Proposal for continuous omnibus deployments to the canary stage
The Road to CD takes the following into account:
- Providing developers production like test environments with Review apps
- Production like database on demand
- Faster testing and QA
- Controlling the impact of features
This issue tries to address the following painpoints that I observed as an RM:
- Delay between merging a fix to master and seeing it on staging
This proposes a pipeline that take a nightly omnibus from master and deploys it to staging -> canary, daily.
- Wasted toil for RCs that never go anywhere because of critical problems
The delivery team is reducing this considerably but monitoring, tagging RCs are still done on a periodic basis, it should be done automatic and daily if possible. This proposal is essentially the same as creating an RC every day but instead we use a nightly build.
- A very large set of changes that hit us at once in the first RC
This proposes a pipeline to canary that never stops, this means that we are dogfooding daily snapshots of master on api/git/web. It's relatively safe since it doesn't receive any production traffic (unless the community opts in).
Delivery pipeline with omnibus that deploys continuously to canary
This is a draft proposal of what a continuous pipeline to canary might look like
- Every night we build an EE package, this assumes that we have continuous updates to the ee repo (https://gitlab.com/gitlab-org/release/framework/issues/49)
- The nightly EE package initiates a pipeline:
staging
->QA
->canary (api/git/web without prod traffic)
->Canary QA
- At any time we decide to promote the nightly build to production, if there are critical problems we role it back or apply post-deployment-patches
- 1 week before the 22nd we create the stable branch and promote to ->
production onebox*
->production
. Hopefully, the release has already had a lot of time on canary and maybe some time on GitLab.com. - At this point we deploy to ->
production onebox*
->production
as needed for critical security updates, regression fixes, with post-deployment patches, or an RC from stable. - Meanwhile we continue to deploy master to canary
- On the 22nd what is running on GitLab.com becomes the official release.
*See https://gitlab.com/gitlab-org/release/framework/issues/93 for a proposed onebox production stage
CICD omnibus deployment with freeze on the 7th
-
From the 23rd -> 7th: 15 days of master on production, the first deploy has 16 days of new changes
- [ MR ] -> [ merge to master ] -> [ create omnibus package for the commit ] -> [ staging ] -> [ canary ] -> [ production ]
-
From the 7th -> 22nd create stable branch : 16 days of freeze where we only take deltas
- [ MR ] -> [ merge to master ] -> [ auto merge to stable with picks ] -> [ create omnibus package for the commit ] -> [ staging ] -> [ canary ] -> [ prod ]

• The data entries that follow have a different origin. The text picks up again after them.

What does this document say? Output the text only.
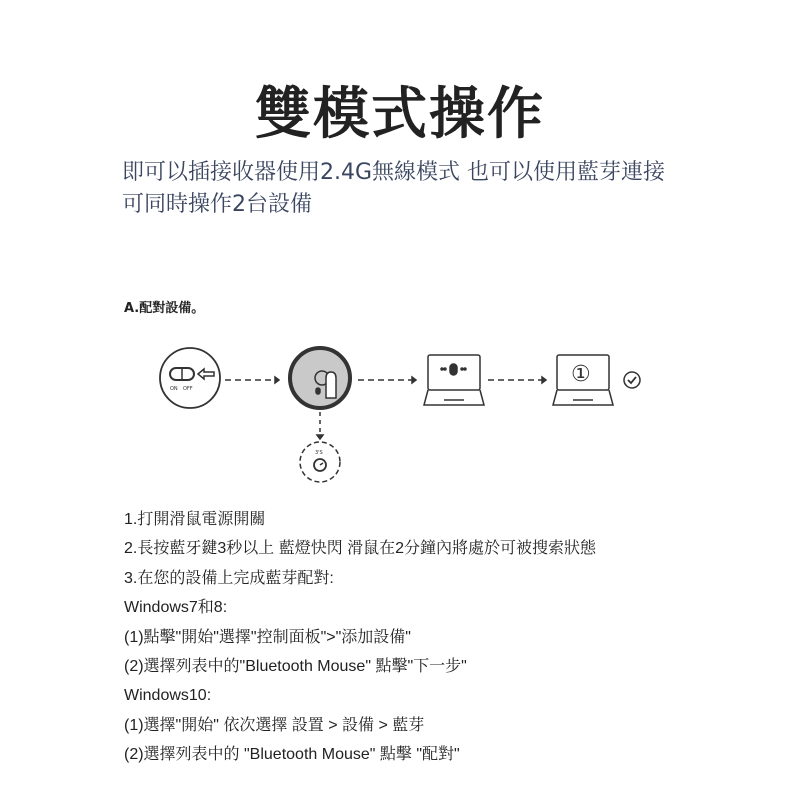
雙模式操作
即可以插接收器使用2.4G無線模式 也可以使用藍芽連接
可同時操作2台設備
A.配對設備。
ON OFF
3'S
①
1.打開滑鼠電源開關
2.長按藍牙鍵3秒以上 藍燈快閃 滑鼠在2分鐘內將處於可被搜索狀態
3.在您的設備上完成藍芽配對:
Windows7和8:
(1)點擊"開始"選擇"控制面板">"添加設備"
(2)選擇列表中的"Bluetooth Mouse" 點擊"下一步"
Windows10:
(1)選擇"開始" 依次選擇 設置 > 設備 > 藍芽
(2)選擇列表中的 "Bluetooth Mouse" 點擊 "配對"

CICD omnibus deployment with shorter freeze window and continuous deployments of master to canary
-
Every day of the month, 1st -> 31st: 31 days of master going to canary if pipelines pass
- [ MR ] -> [ merge to master ] -> [ create omnibus package for the commit ] -> [ staging ] -> [ canary ]
-
From the 23rd -> 17th: 25 days of master going to production if pipelines pass, the first deploy has 6 days of new changes and those changes were already seen on canary
- [ MR ] -> [ merge to master ] -> [ create omnibus package for the commit ] -> [ staging ] -> [ canary ] -> [ promote to prod or rollback if there are issues ]
-
From the 17th -> 22nd create stable branch : 6 days of freeze where we only take deltas
- [ MR ] -> [ merge to stable with picks ] -> [ create omnibus package for the commit ] -> [ staging onebox ] -> [ production onebox ] -> [ production ]
Concerns
- By essentially shortening the freeze window will this add instability?
The freeze window is shorter but GitLab.com will only take what has made it through the pipeline to canary, which requires it to go through staging and QA. Adding the onebox stage also allows us to monitor for critical issues before exposing them to the rest of the fleet which will make rolling back much easier.
- Should we be testing patches, regression fixes, security updates on staging/canary?
Not sure how big of an issue this is, there is a big advantage to keeping master deploying to canary and the idea is that by the time we cut the first RC (1 week before the 22nd) we only take extremely critical, targetted bug or security fixes. We utilize the new onebox stages for these targeted patch releases.
- Do we lose the benefit of cutting public RCs earlier in the month?
We may, I'm not sure what the impact of this is. We could create a longer freeze window but I think there is some value in shortening it so that there are fewer changes that are building up that do not get deployed to GitLab.com.